O curioso caso das baratas magnéticas

baratas magnéticas

A descoberta de que baratas vivas e mortas têm propriedades magnéticas bem distintas pode ajudar bioengenheiros a projetar novos sensores magnéticos.

 

[Tradução de The Curious Case of Cockroach Magnetization, publicado na MIT Technology Review]

Os pássaros são o exemplo mais conhecido de criaturas capazes de sentir campos magnéticos e usá-los para navegação e orientação. Menos conhecidas são as habilidades magneto-sensitivas das baratas americanas, que tornam-se rapidamente magnetizadas quando colocadas num campo magnético.

Há muita especulação sobre como essas criaturas usam essa habilidade. Mas há um consenso geral de que compreender melhor o sentido biomagético pode ajudar os engenheiros a projetar sensores melhores para outras aplicações, como a navegação de microrrobôs.
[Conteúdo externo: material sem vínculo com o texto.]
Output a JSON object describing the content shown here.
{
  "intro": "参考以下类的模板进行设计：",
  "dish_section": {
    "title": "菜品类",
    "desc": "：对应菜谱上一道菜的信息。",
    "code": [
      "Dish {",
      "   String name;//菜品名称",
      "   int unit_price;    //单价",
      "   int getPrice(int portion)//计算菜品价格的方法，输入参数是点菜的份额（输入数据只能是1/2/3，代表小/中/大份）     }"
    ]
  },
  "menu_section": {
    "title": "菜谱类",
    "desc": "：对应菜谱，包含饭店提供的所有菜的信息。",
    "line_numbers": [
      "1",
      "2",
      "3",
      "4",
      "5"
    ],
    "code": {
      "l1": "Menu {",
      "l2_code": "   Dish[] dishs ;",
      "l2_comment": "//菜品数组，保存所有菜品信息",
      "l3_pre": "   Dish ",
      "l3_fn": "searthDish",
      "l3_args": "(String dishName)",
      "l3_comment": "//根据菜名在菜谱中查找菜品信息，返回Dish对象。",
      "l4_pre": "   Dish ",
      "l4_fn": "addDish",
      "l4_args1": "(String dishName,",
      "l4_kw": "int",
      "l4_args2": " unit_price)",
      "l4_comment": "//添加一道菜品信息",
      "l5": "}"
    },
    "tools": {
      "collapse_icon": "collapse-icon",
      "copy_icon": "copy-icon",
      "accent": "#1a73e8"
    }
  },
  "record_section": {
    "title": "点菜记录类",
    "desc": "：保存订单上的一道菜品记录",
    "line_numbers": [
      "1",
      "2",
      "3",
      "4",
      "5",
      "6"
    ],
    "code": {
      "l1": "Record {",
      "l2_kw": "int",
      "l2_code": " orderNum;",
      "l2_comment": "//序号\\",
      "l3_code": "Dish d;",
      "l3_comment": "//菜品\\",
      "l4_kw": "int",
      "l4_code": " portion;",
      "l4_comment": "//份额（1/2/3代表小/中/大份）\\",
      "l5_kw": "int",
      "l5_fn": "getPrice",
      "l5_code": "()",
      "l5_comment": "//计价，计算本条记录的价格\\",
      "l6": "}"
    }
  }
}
Antes que isso possa acontecer, porém, os engenheiros precisam entender melhor como as baratas sentem campos magnéticos e como elas se tornam magnetizadas. É aqui que entra Ling-Jun Kong, da Universidade Tecnológica Nanyang, em Singapura. Com seus colegas, Kong descreveu de que maneira as baratas-americanas (Periplaneta americana) ficam magnetizadas. Durante o processo, eles fizeram uma descoberta notável — que as propriedades magnéticas de baratas vivas são bem diferentes das de baratas mortas. Os cientistas acham que já sabem o porquê disso.

Os experimentos foram simples. Kong et. al. colocaram uma série de baratas vivas e mortas num campo magnético de 1,5 kiloGauss, uma intensidade cerca de 100 vezes maior do que a de um ímã de geladeira. A equipe deixou os insetos no campo por 20 minutos e depois mediu o quanto as baratas haviam sido magnetizadas e quanto tempo levou para esse efeito de magnetização passar.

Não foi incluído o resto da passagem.